Jeu d’enjeux et non de caractères
Le jeu et la mise en scène de Gian Manuel Rau sont à la hauteur, impossibles à caractériser en un alignement d’adjectifs, puisque justement les comédiens ne composent pas un rôle. Ils exécutent, dans les deux sens du terme, leurs personnages, font sonner les mots avec juste ce qu’il faut parfois de gaucherie volontaire pour mettre à distance les pulsations destructrices de ces répliques qui, même dans la litote, restent d’une barbarie inouïe. Ils sont tous antipathiques au possible, bien sûr, à l’image de Jacques Michel qui assène les vérités les plus cyniques en crispant ses traits hideusement ; mais ni lui ni ses comparses ne jouent l’antipathie comme un caractère inné. Elle imprègne naturellement un jeu fondé sur l’attitude juste dans des situations données, que le metteur en scène a trouvées pour extérioriser dans un contexte palpable des réalités avant tout discursives et dramaturgiques. Un maniement de vaisselle ou un cri muet placé juste avant la réplique qu’il aurait tort d’illustrer en simultanéité, suffisent souvent à déployer toute la tension d’un instant. La touffeur des ombres et la froideur cinglante des lumières font le reste.

« Die Probe »
Photo © Mario Del Curto

Analyse sans issue
Inutile de chercher une analyse sociologique dans ce récit qui s’ancre pourtant dans un état particulièrement actuel de notre société en quêtes de modèles parentaux plus que de descendance.
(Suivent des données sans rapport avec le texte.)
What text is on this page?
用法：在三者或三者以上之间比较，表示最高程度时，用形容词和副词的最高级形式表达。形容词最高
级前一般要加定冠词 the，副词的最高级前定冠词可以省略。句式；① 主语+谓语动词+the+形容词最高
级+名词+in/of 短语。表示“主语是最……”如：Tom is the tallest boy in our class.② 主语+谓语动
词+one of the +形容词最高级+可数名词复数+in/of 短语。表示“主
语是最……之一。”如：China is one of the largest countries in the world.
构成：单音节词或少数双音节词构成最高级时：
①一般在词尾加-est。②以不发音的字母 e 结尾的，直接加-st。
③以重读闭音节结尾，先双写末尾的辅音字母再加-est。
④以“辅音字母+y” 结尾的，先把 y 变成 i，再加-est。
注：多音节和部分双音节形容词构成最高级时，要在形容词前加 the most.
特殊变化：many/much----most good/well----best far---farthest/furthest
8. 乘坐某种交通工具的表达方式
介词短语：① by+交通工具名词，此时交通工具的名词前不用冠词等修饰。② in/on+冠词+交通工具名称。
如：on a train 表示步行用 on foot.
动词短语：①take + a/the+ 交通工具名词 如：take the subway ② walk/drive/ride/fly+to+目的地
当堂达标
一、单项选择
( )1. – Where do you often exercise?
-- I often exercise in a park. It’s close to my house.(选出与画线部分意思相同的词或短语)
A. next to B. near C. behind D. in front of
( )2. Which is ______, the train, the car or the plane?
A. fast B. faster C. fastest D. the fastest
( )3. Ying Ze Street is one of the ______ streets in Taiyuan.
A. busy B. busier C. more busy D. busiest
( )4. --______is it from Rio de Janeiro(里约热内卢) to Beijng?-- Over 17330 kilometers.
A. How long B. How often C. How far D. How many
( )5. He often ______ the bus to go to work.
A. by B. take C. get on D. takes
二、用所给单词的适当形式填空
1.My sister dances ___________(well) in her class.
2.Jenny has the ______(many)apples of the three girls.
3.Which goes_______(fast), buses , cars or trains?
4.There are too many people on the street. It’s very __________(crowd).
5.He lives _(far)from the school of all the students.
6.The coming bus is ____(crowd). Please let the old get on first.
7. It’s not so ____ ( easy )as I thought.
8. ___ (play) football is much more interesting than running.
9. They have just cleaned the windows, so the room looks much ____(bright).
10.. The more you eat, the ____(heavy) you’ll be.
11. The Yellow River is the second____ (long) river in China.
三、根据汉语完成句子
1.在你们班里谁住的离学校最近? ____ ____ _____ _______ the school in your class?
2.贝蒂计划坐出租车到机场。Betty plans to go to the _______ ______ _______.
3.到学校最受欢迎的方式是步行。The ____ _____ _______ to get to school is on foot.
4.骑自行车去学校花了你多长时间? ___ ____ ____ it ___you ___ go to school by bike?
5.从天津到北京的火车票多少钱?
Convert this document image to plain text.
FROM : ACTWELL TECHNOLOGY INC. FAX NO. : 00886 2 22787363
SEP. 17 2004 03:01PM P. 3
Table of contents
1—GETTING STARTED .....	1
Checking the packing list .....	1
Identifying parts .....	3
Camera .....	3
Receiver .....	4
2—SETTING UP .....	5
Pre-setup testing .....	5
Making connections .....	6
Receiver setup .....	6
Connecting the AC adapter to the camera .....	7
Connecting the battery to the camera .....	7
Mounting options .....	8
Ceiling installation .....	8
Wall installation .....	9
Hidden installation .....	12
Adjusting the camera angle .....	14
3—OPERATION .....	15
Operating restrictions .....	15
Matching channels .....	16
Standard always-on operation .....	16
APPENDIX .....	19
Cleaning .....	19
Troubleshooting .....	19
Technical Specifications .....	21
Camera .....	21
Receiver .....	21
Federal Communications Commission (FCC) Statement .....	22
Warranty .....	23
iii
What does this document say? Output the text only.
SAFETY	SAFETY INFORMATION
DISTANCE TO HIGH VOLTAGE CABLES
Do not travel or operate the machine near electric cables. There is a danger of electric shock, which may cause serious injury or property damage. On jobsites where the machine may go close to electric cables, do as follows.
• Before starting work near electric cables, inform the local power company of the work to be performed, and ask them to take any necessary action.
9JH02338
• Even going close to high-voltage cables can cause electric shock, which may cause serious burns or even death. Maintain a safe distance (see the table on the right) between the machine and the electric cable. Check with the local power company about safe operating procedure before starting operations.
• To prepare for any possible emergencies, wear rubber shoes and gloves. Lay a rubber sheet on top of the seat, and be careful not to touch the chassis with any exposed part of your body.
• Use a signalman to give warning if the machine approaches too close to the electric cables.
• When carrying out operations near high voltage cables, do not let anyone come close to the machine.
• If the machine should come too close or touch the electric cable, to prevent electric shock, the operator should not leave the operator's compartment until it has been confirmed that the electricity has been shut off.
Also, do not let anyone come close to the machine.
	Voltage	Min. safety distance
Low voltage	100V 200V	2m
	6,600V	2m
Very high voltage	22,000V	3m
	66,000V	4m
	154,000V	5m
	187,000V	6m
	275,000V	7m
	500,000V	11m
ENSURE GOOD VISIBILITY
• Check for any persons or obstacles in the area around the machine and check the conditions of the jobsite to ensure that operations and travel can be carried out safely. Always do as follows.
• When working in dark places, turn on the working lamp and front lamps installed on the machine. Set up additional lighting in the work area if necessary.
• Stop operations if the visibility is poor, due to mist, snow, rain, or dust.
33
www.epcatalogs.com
Le fossé est gigantesque entre les générations et leurs idéaux qui n’ont de commun que l’invalidité, entre les sexes affrontés dans leur retour aux instincts ancestraux. Seul personnage qui échappe à cette récurrence petite-bourgeoise, Frantzeck le clochard promu adjoint au maire (Roland Vouilloz) voit tous ces parvenus cracher sur les valeurs et les acquis dont il rêve. Une analyse aussi désespérée n’est pas tant une analyse, qu’un puissant prétexte pour susciter des situations théâtrales inépuisables. Mieux vaut prendre ce parti-là et courir voir Die Probe. Toute perception trop personnelle d’un tel spectacle peut nuire gravement à la santé mentale du spectateur.

Julien Lambert

Au Poche Genève, du 16 février au 15 mars.